Jean-Durosier Desrivières
23 mars 2020
Nous sommes le 14 mars 1909, à Bruxelles. Karl Rathgen (1856-1921), un économiste allemand « de gauche », méconnu du grand public aujourd’hui, prononce une conférence mémorable à l’Institut Solvay : Les nègres et la civilisation européenne. En spécialiste de la politique coloniale, il déconstruit les préjugés des colonisateurs et apprentis colons, notamment les Allemands, et les théories racistes relatives aux indigènes africains. De même, il critique l’introduction de la société moderne, individualiste et capitaliste, en Afrique, détruisant le principe naturel de solidarité, conduisant fatalement au despotisme.
Karl Rathgen
Portrait de Karl Rathgen Source : Wikipédia

Quelques éléments biographiques

Karl Rathgen
Portrait de Karl Rathgen
Source : Wikipédia

Économiste et juriste réputé à son époque, Karl Rathgen a vu le jour à Weimar, en Allemagne, le 6 décembre 1856. Ses années d’études l’ont conduit à diverses grandes villes : Strasbourg, Halle, Leipzig, Berlin… Après son premier examen d’état à Naumbourg en 1880 et sa thèse sur la création des marchés en Allemagne, à l’université de Strasbourg, il se retrouvera au Japon, de 1882 à 1890, où il enseigne le droit public, les statistiques et l’administration à l’université impériale de Tokyo. Au même moment, il assume un rôle de conseiller au niveau du ministère japonais de l’agriculture et du commerce.

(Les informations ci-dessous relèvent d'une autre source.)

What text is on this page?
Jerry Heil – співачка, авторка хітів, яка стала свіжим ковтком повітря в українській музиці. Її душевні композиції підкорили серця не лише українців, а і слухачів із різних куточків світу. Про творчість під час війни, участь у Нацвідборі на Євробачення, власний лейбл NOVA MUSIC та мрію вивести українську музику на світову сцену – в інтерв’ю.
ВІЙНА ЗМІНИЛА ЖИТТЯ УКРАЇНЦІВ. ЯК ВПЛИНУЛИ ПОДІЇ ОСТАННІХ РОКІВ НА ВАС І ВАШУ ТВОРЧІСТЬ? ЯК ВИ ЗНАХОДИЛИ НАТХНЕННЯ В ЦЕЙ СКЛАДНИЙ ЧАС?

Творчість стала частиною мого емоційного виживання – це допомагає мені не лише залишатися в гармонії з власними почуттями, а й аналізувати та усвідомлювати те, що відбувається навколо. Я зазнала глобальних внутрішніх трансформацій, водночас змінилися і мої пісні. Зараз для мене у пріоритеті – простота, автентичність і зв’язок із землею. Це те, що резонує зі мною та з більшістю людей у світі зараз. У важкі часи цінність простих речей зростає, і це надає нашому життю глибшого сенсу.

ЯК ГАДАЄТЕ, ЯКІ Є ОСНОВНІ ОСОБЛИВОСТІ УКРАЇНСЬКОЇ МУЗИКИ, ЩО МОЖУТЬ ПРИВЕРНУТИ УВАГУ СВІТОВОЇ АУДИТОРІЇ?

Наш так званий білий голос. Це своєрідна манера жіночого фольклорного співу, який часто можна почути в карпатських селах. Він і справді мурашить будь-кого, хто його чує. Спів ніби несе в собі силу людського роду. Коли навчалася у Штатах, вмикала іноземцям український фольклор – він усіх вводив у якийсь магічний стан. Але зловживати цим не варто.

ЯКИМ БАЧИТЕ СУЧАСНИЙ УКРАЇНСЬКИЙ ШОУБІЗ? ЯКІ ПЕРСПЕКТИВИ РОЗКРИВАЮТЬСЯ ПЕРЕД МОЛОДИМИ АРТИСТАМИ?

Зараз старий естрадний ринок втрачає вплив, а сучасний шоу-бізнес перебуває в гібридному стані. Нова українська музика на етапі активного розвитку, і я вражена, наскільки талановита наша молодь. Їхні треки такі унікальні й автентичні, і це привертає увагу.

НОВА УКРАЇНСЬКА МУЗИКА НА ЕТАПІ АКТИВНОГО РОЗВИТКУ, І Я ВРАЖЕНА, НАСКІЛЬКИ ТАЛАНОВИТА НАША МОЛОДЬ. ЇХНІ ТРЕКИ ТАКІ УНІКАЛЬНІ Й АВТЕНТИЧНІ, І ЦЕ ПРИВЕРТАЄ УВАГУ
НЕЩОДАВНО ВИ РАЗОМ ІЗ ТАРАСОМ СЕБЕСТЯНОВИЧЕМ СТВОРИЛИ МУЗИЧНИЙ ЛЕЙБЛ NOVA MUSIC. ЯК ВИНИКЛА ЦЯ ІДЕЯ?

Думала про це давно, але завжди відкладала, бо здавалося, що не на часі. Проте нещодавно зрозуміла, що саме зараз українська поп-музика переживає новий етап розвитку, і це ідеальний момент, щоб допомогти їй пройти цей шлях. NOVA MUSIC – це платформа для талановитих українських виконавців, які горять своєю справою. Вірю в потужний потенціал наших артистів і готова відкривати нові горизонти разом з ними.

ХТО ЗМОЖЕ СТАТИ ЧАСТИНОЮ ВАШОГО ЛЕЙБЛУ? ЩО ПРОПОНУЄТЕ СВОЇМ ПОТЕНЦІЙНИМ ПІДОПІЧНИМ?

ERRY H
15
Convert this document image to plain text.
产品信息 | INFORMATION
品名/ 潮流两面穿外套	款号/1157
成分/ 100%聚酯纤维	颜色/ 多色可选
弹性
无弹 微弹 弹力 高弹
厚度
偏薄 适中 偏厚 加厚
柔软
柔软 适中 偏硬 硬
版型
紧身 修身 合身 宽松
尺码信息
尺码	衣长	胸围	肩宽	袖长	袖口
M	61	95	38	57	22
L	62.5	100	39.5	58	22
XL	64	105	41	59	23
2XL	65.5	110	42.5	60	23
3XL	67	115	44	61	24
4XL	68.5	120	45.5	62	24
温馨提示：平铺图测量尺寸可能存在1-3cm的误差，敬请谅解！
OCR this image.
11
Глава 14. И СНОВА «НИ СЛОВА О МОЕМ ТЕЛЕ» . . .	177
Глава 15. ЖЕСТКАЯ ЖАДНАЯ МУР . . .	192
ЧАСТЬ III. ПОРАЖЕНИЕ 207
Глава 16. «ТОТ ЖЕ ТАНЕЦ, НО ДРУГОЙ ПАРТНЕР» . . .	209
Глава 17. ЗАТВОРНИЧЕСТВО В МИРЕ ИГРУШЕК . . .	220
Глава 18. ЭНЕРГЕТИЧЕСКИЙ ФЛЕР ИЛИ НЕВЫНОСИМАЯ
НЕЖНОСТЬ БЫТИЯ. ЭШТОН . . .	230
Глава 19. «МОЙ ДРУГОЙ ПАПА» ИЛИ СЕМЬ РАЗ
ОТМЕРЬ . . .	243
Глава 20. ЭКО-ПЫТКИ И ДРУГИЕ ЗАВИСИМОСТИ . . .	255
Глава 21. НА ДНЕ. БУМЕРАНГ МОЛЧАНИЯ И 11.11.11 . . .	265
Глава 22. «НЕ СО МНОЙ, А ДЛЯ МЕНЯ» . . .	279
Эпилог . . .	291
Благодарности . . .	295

Cette expérience nippone donnera lieu à plusieurs ouvrages sous la plume de l’économiste, consacré spécialiste du Japon. En ce sens, le nom de Rathgen sert souvent de référence à certains arguments d’autorité pour corroborer divers énoncés figurant dans plusieurs articles de périodiques à caractère colonial, à l’instar des Annales Coloniales du 31 janvier 1907 qui traite du « Développement économique du Japon » [1], concurrençant sévèrement les puissances européennes (Angleterre, Allemagne, Belgique, etc.). Aussi, on retrouve quelquefois l’économiste à prendre position nette dans un quelconque différend entre son pays et un autre, comme la Belgique, concernant quelques intérêts coloniaux.

Son habilitation à l’université Friedrich Wilhems (Berlin) une fois acquise, Rathgen s’est mis à enseigner en tant que Professeur à l’université de Marbourg en 1895, avant de remplacer provisoirement, à l'université de Heidelberg, de 1900 à 1903, le fondateur de la « sociologie compréhensive », Max Weber (1864-1920). Fort de ses connaissances sociopolitiques et socioéconomiques de l’Europe et d’ailleurs, il se rend aux Etats-Unis, dans le cadre d’un échange de professeur, pour dispenser des cours à l’université Columbia (New York), de 1913 à 1914.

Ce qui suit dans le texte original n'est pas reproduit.